Databricks Certified Associate Developer for Apache Spark — Question 160
The code block shown below contains an error. The code block is intended to create and register a SQL UDF named "ASSESS_PERFORMANCE" using the Python function assessPerformance() and apply it to column customerSatistfaction in table stores.
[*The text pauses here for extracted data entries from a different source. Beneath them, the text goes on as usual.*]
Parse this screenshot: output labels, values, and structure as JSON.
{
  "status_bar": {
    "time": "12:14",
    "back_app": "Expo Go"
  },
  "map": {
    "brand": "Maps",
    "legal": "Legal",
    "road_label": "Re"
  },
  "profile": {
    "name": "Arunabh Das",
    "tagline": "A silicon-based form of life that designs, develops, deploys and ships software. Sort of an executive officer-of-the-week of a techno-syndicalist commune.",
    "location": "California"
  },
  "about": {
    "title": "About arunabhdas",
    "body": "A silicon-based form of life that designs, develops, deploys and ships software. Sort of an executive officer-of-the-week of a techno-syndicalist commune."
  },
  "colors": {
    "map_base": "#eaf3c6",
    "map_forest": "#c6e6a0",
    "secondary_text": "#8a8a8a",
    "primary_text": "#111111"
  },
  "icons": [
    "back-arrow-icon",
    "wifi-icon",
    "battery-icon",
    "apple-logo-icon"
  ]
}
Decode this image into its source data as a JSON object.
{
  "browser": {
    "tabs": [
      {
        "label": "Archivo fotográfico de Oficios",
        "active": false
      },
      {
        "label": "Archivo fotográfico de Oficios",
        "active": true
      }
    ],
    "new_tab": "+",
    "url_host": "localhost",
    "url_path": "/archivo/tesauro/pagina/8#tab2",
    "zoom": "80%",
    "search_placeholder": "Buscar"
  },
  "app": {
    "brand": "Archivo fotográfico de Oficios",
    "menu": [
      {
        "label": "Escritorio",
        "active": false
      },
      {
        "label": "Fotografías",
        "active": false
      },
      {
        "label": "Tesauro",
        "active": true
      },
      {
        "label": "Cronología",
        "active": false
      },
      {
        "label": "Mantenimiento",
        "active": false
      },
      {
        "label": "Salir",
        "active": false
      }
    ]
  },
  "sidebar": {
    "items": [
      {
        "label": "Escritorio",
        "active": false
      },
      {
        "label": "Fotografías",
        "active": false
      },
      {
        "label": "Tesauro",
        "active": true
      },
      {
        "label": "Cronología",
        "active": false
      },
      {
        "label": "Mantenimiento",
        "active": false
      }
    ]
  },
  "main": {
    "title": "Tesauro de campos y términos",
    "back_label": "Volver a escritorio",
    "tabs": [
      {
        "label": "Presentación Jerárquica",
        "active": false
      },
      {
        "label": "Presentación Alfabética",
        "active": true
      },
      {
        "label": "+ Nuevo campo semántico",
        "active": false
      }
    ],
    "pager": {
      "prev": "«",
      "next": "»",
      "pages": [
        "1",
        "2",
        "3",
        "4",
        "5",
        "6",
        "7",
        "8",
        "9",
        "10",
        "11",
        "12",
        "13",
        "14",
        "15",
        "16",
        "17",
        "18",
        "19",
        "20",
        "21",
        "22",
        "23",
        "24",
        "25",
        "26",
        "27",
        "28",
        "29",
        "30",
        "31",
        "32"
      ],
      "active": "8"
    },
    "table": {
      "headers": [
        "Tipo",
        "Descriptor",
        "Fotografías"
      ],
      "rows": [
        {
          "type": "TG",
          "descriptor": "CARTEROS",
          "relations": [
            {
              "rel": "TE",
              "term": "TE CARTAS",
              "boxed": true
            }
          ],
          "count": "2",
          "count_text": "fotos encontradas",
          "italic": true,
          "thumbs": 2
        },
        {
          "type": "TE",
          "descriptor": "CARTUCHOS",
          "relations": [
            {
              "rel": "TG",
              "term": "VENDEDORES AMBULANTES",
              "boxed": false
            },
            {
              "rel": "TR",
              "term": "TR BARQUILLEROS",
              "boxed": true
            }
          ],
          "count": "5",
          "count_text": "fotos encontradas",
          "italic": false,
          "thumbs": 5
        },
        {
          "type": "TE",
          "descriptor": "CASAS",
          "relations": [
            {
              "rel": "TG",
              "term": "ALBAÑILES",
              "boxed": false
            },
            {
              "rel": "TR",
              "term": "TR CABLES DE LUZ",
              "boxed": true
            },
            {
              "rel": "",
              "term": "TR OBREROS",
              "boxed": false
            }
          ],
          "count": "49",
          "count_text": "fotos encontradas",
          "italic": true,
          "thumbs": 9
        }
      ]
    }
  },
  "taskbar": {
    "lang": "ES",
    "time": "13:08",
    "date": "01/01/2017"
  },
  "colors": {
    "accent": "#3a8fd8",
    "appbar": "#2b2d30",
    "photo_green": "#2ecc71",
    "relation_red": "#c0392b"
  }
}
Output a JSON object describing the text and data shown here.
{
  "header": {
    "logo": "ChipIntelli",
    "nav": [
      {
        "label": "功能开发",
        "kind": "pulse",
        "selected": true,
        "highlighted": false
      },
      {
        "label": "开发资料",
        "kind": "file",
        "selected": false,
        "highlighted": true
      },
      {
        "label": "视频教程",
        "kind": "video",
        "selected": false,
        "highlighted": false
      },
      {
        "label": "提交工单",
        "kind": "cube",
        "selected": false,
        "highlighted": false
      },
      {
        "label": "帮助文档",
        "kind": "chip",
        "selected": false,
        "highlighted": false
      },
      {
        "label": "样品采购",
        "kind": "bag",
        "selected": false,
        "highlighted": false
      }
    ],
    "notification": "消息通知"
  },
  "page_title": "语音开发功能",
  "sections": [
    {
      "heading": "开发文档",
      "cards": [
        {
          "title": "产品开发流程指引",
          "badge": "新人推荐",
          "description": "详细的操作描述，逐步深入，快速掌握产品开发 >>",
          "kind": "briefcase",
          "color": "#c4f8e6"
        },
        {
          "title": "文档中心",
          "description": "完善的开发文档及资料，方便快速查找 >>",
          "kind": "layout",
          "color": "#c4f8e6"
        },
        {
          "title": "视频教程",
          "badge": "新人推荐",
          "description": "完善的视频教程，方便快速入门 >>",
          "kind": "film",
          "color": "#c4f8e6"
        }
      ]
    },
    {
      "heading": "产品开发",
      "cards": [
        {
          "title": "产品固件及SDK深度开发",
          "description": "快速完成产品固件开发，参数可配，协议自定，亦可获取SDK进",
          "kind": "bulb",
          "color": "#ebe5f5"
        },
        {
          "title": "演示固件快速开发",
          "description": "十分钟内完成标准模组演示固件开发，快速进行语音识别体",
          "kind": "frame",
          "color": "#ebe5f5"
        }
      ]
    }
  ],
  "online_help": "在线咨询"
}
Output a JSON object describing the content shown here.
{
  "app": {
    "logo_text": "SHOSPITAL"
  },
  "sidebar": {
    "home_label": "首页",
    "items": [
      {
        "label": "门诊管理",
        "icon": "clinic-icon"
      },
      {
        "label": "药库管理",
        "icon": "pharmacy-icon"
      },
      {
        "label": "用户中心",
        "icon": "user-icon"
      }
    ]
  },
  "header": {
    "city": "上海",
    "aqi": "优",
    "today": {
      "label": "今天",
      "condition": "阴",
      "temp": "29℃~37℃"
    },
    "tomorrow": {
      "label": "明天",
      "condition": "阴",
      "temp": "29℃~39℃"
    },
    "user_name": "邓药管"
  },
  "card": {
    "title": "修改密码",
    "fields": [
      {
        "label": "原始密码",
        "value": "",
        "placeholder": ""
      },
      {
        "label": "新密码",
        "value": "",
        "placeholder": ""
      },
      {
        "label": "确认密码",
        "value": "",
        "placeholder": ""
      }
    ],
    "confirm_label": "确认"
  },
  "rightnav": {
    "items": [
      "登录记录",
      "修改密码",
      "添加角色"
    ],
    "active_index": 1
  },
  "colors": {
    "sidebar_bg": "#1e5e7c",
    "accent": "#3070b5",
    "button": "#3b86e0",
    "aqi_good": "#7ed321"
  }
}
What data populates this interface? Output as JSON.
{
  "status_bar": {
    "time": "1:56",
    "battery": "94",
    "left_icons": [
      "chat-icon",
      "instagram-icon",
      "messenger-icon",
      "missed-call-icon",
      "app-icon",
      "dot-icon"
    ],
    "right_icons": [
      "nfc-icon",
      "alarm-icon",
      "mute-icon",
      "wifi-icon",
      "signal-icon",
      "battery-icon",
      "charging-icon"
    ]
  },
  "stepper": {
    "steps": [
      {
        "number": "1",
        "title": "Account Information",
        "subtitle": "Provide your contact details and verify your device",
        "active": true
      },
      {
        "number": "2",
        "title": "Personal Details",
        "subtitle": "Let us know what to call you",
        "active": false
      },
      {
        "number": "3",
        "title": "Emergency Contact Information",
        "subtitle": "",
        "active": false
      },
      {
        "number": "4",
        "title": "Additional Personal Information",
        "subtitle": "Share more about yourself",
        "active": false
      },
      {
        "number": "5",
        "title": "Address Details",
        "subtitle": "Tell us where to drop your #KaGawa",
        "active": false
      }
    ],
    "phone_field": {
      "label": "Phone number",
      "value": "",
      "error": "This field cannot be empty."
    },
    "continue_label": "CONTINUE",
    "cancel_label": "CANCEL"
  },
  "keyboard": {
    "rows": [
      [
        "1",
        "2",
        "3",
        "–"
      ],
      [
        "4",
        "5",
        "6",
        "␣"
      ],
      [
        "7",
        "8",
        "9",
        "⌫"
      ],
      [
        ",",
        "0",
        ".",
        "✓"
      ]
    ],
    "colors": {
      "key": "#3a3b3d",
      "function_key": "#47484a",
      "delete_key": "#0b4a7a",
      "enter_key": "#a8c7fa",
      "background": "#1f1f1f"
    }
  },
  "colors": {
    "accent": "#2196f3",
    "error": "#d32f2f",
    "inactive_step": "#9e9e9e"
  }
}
Identify the error.
Code block:
spark.udf.register("ASSESS_PERFORMANCE", assessPerformance)
spark.sql("SELECT customerSatisfaction, assessPerformance(customerSatisfaction) AS result FROM stores")
Answer options
- A. There is no sql() operation — the DataFrame API must be used to apply the UDF assessPerformance().
- B. The order of the arguments to spark.udf.register() should be reversed.
- C. The customerSatisfaction column cannot be called twice inside the SQL statement.
- D. Registered UDFs cannot be applied inside of a SQL statement.
- E. The wrong SQL function is used to compute column result — it should be ASSESS_PERFORMANCE instead of assessPerformance.
Correct answer: E
Explanation
The correct answer is E because the SQL function name in the query should match the registered UDF name 'ASSESS_PERFORMANCE'. The other options are incorrect because the use of sql() is valid, the order of arguments in spark.udf.register() is correct, columns can be referenced multiple times in SQL, and registered UDFs can indeed be used in SQL statements.